Creating a history dataframe to track progress

In [25]:
history_df = pd.DataFrame(history.history)

Checking the training loss of the model

In [26]:
train_loss = model.evaluate(x_train, y_train, verbose=0)
print(f"Train Loss: {train_loss}")

Train Loss: 0.08607341349124908


Checking the testing loss

In [27]:
test_loss = model.evaluate(x_test, y_test, verbose=0)
print(f"Test Loss: {test_loss}")

Test Loss: 0.0939880907535553


Calculating train accuracy based on loss

In [28]:
train_accuracy = 100 - (train_loss * 100)
test_accuracy = 100 - (test_loss * 100)

In [29]:
# Printing Train and Test Accuracy
print(f"Train Accuracy: {train_accuracy:.2f}%")
print(f"Test Accuracy: {test_accuracy:.2f}%")

Train Accuracy: 91.39%
Test Accuracy: 90.60%


The model achieved a training accuracy of 91.39%, indicating strong performance on the training data.

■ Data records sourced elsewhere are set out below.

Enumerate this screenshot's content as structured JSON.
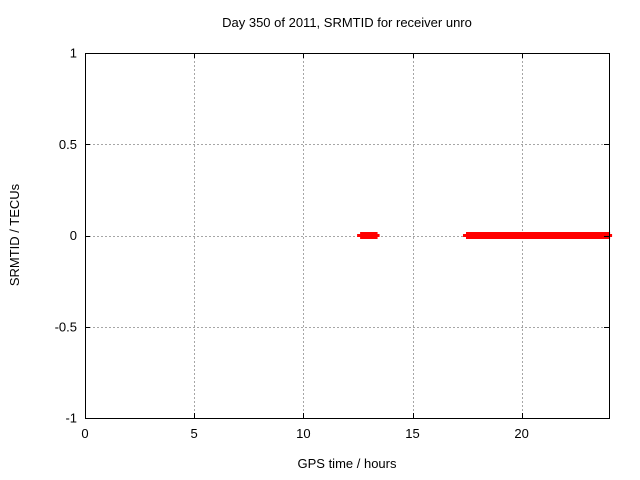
{
  "chart_data": {
    "type": "line",
    "title": "Day 350 of 2011, SRMTID for receiver unro",
    "xlabel": "GPS time / hours",
    "ylabel": "SRMTID / TECUs",
    "xlim": [
      0,
      24
    ],
    "ylim": [
      -1,
      1
    ],
    "grid": true,
    "xticks": [
      {
        "value": 0,
        "label": "0"
      },
      {
        "value": 5,
        "label": "5"
      },
      {
        "value": 10,
        "label": "10"
      },
      {
        "value": 15,
        "label": "15"
      },
      {
        "value": 20,
        "label": "20"
      }
    ],
    "yticks": [
      {
        "value": 1,
        "label": "1"
      },
      {
        "value": 0.5,
        "label": "0.5"
      },
      {
        "value": 0,
        "label": "0"
      },
      {
        "value": -0.5,
        "label": "-0.5"
      },
      {
        "value": -1,
        "label": "-1"
      }
    ],
    "series": [
      {
        "name": "SRMTID",
        "color": "#ff0000",
        "y": 0,
        "intervals": [
          {
            "start": 12.6,
            "end": 13.4
          },
          {
            "start": 17.45,
            "end": 24.05
          }
        ]
      }
    ],
    "colors": {
      "background": "#ffffff",
      "axis": "#000000",
      "grid": "#a6a6a6",
      "text": "#000000"
    }
  }
}
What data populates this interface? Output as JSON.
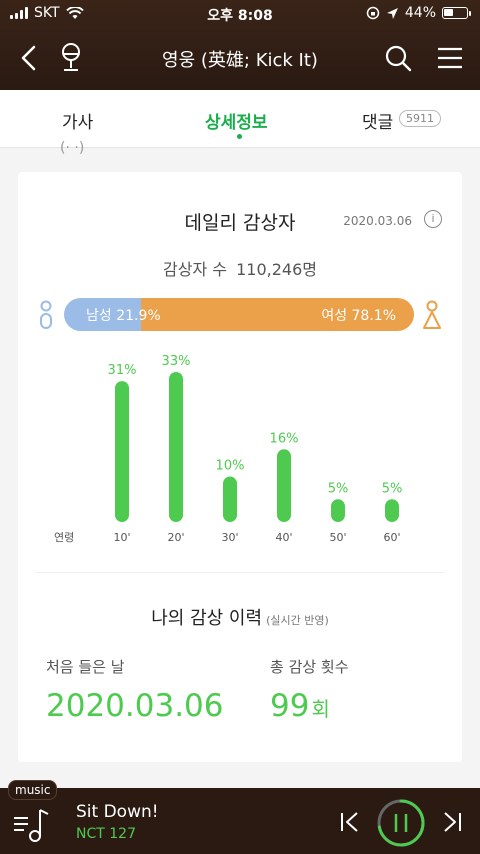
{
  "status": {
    "carrier": "SKT",
    "time": "오후 8:08",
    "battery": "44%",
    "battery_level": 0.44
  },
  "header": {
    "title": "영웅 (英雄; Kick It)"
  },
  "tabs": {
    "lyrics": "가사",
    "detail": "상세정보",
    "comments": "댓글",
    "comment_count": "5911"
  },
  "partial": "(· ·)",
  "card": {
    "title": "데일리 감상자",
    "date": "2020.03.06",
    "info": "i",
    "listeners_label": "감상자 수",
    "listeners_value": "110,246명",
    "male_label": "남성 21.9%",
    "female_label": "여성 78.1%",
    "male_share": 0.219,
    "female_share": 0.781,
    "colors": {
      "male": "#9bbce6",
      "female": "#eba04a",
      "bar": "#4fca50"
    }
  },
  "chart_data": {
    "type": "bar",
    "xlabel": "연령",
    "categories": [
      "10'",
      "20'",
      "30'",
      "40'",
      "50'",
      "60'"
    ],
    "values": [
      31,
      33,
      10,
      16,
      5,
      5
    ],
    "labels": [
      "31%",
      "33%",
      "10%",
      "16%",
      "5%",
      "5%"
    ],
    "ylim": [
      0,
      33
    ]
  },
  "my_history": {
    "title": "나의 감상 이력",
    "subtitle": "(실시간 반영)",
    "first_label": "처음 들은 날",
    "first_value": "2020.03.06",
    "count_label": "총 감상 횟수",
    "count_value": "99",
    "count_unit": "회"
  },
  "player": {
    "tag": "music",
    "song": "Sit Down!",
    "artist": "NCT 127",
    "progress": 0.72
  }
}
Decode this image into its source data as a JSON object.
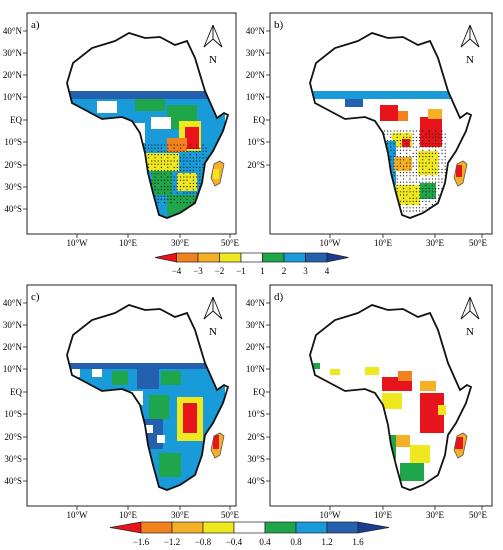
{
  "panels": [
    {
      "id": "a",
      "label": "a)",
      "lat_labels": [
        "40°N",
        "30°N",
        "20°N",
        "10°N",
        "EQ",
        "10°S",
        "20°S",
        "30°S",
        "40°S"
      ],
      "lon_labels": [
        "10°W",
        "10°E",
        "30°E",
        "50°E"
      ]
    },
    {
      "id": "b",
      "label": "b)",
      "lat_labels": [
        "40°N",
        "30°N",
        "20°N",
        "10°N",
        "EQ",
        "10°S",
        "20°S"
      ],
      "lon_labels": [
        "10°W",
        "10°E",
        "30°E",
        "50°E"
      ]
    },
    {
      "id": "c",
      "label": "c)",
      "lat_labels": [
        "40°N",
        "30°N",
        "20°N",
        "10°N",
        "EQ",
        "10°S",
        "20°S",
        "30°S",
        "40°S"
      ],
      "lon_labels": [
        "10°W",
        "10°E",
        "30°E",
        "50°E"
      ]
    },
    {
      "id": "d",
      "label": "d)",
      "lat_labels": [
        "40°N",
        "30°N",
        "20°N",
        "10°N",
        "EQ",
        "10°S",
        "20°S",
        "30°S",
        "40°S"
      ],
      "lon_labels": [
        "10°W",
        "10°E",
        "30°E",
        "50°E"
      ]
    }
  ],
  "north_arrow_label": "N",
  "colorbar_top": {
    "labels": [
      "−4",
      "−3",
      "−2",
      "−1",
      "1",
      "2",
      "3",
      "4"
    ],
    "colors": [
      "#e8141c",
      "#f3821e",
      "#f6b026",
      "#f0e81e",
      "#ffffff",
      "#1fa64a",
      "#189bd8",
      "#2460ad",
      "#1b3d8f"
    ]
  },
  "colorbar_bottom": {
    "labels": [
      "−1.6",
      "−1.2",
      "−0.8",
      "−0.4",
      "0.4",
      "0.8",
      "1.2",
      "1.6"
    ],
    "colors": [
      "#e8141c",
      "#f3821e",
      "#f6b026",
      "#f0e81e",
      "#ffffff",
      "#1fa64a",
      "#189bd8",
      "#2460ad",
      "#1b3d8f"
    ]
  },
  "palette": {
    "red": "#e8141c",
    "orange": "#f3821e",
    "yellow": "#f0e81e",
    "green": "#1fa64a",
    "lightblue": "#189bd8",
    "blue": "#2460ad"
  }
}
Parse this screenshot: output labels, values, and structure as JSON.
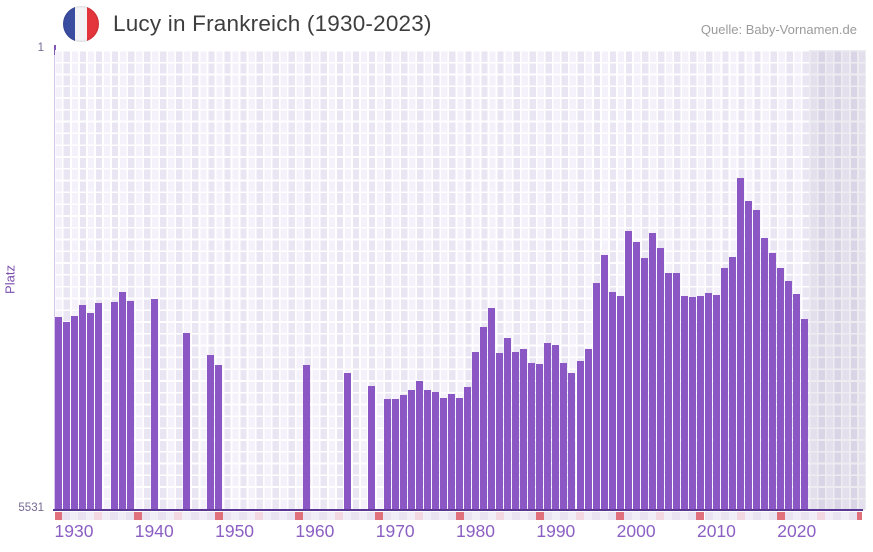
{
  "header": {
    "title": "Lucy in Frankreich (1930-2023)",
    "source": "Quelle: Baby-Vornamen.de",
    "flag_icon": "france-flag-icon"
  },
  "chart_data": {
    "type": "bar",
    "title": "Lucy in Frankreich (1930-2023)",
    "series_name": "Lucy",
    "ylabel": "Platz",
    "y_axis": {
      "min": 1,
      "max": 5531,
      "min_label": "1",
      "max_label": "5531",
      "inverted": true
    },
    "x_axis": {
      "range_start": 1930,
      "range_end": 2030,
      "labels": [
        "1930",
        "1940",
        "1950",
        "1960",
        "1970",
        "1980",
        "1990",
        "2000",
        "2010",
        "2020"
      ]
    },
    "no_data_region_start": 2024,
    "legend_position": "none",
    "grid": true,
    "colors": {
      "bar": "#8a57c4",
      "axis_line": "#5a3794",
      "decade_tick": "#e0707c",
      "half_decade_tick": "#f3d8e1",
      "x_label": "#8b5fc3",
      "y_label": "#746a92",
      "ylabel_text": "#7b4fae",
      "title": "#3e3e3e",
      "source": "#9b9b9b",
      "plot_bg_light": "#f4f1fa",
      "plot_bg_dark": "#eae5f3",
      "flag_blue": "#3b4da0",
      "flag_red": "#e4353c"
    },
    "points": [
      {
        "year": 1930,
        "rank": 3210
      },
      {
        "year": 1931,
        "rank": 3270
      },
      {
        "year": 1932,
        "rank": 3200
      },
      {
        "year": 1933,
        "rank": 3065
      },
      {
        "year": 1934,
        "rank": 3165
      },
      {
        "year": 1935,
        "rank": 3045
      },
      {
        "year": 1937,
        "rank": 3030
      },
      {
        "year": 1938,
        "rank": 2910
      },
      {
        "year": 1939,
        "rank": 3020
      },
      {
        "year": 1942,
        "rank": 2995
      },
      {
        "year": 1946,
        "rank": 3405
      },
      {
        "year": 1949,
        "rank": 3670
      },
      {
        "year": 1950,
        "rank": 3790
      },
      {
        "year": 1961,
        "rank": 3790
      },
      {
        "year": 1966,
        "rank": 3885
      },
      {
        "year": 1969,
        "rank": 4040
      },
      {
        "year": 1971,
        "rank": 4200
      },
      {
        "year": 1972,
        "rank": 4200
      },
      {
        "year": 1973,
        "rank": 4150
      },
      {
        "year": 1974,
        "rank": 4090
      },
      {
        "year": 1975,
        "rank": 3980
      },
      {
        "year": 1976,
        "rank": 4090
      },
      {
        "year": 1977,
        "rank": 4115
      },
      {
        "year": 1978,
        "rank": 4185
      },
      {
        "year": 1979,
        "rank": 4135
      },
      {
        "year": 1980,
        "rank": 4185
      },
      {
        "year": 1981,
        "rank": 4055
      },
      {
        "year": 1982,
        "rank": 3630
      },
      {
        "year": 1983,
        "rank": 3330
      },
      {
        "year": 1984,
        "rank": 3105
      },
      {
        "year": 1985,
        "rank": 3645
      },
      {
        "year": 1986,
        "rank": 3465
      },
      {
        "year": 1987,
        "rank": 3630
      },
      {
        "year": 1988,
        "rank": 3595
      },
      {
        "year": 1989,
        "rank": 3765
      },
      {
        "year": 1990,
        "rank": 3775
      },
      {
        "year": 1991,
        "rank": 3525
      },
      {
        "year": 1992,
        "rank": 3550
      },
      {
        "year": 1993,
        "rank": 3765
      },
      {
        "year": 1994,
        "rank": 3885
      },
      {
        "year": 1995,
        "rank": 3740
      },
      {
        "year": 1996,
        "rank": 3595
      },
      {
        "year": 1997,
        "rank": 2800
      },
      {
        "year": 1998,
        "rank": 2465
      },
      {
        "year": 1999,
        "rank": 2910
      },
      {
        "year": 2000,
        "rank": 2960
      },
      {
        "year": 2001,
        "rank": 2175
      },
      {
        "year": 2002,
        "rank": 2310
      },
      {
        "year": 2003,
        "rank": 2500
      },
      {
        "year": 2004,
        "rank": 2200
      },
      {
        "year": 2005,
        "rank": 2380
      },
      {
        "year": 2006,
        "rank": 2680
      },
      {
        "year": 2007,
        "rank": 2680
      },
      {
        "year": 2008,
        "rank": 2960
      },
      {
        "year": 2009,
        "rank": 2970
      },
      {
        "year": 2010,
        "rank": 2960
      },
      {
        "year": 2011,
        "rank": 2925
      },
      {
        "year": 2012,
        "rank": 2945
      },
      {
        "year": 2013,
        "rank": 2620
      },
      {
        "year": 2014,
        "rank": 2490
      },
      {
        "year": 2015,
        "rank": 1540
      },
      {
        "year": 2016,
        "rank": 1815
      },
      {
        "year": 2017,
        "rank": 1925
      },
      {
        "year": 2018,
        "rank": 2260
      },
      {
        "year": 2019,
        "rank": 2440
      },
      {
        "year": 2020,
        "rank": 2620
      },
      {
        "year": 2021,
        "rank": 2780
      },
      {
        "year": 2022,
        "rank": 2935
      },
      {
        "year": 2023,
        "rank": 3235
      }
    ]
  }
}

The test accuracy of 90.60% shows that the model generalizes well to unseen data, with only a small difference between training and test performance. This suggests that the model is well-balanced and not overfitting.

## Summary

- Classification Accuracy:
    When we treated wine quality as a categorical variable, we achieved a test accuracy of 66.6%, with high training accuracy, suggesting a focus on predicting specific quality categories.

- Regression Accuracy:
    Treating wine quality as a continuous value (regression) improved test accuracy to 90.60%, reflecting a better fit when predicting a broader range of possible quality scores.

- Loss Comparison:
    Classification had a higher test loss (1.43) compared to regression, which indicates that predicting exact quality scores in regression better captures the nuances of the data.

- Approach Difference:
    Classification simplified the problem into discrete categories, while regression allowed more granularity, which is reflected in the improved accuracy and more precise predictions.

This shows that treating quality as a continuous value in regression led to better overall performance.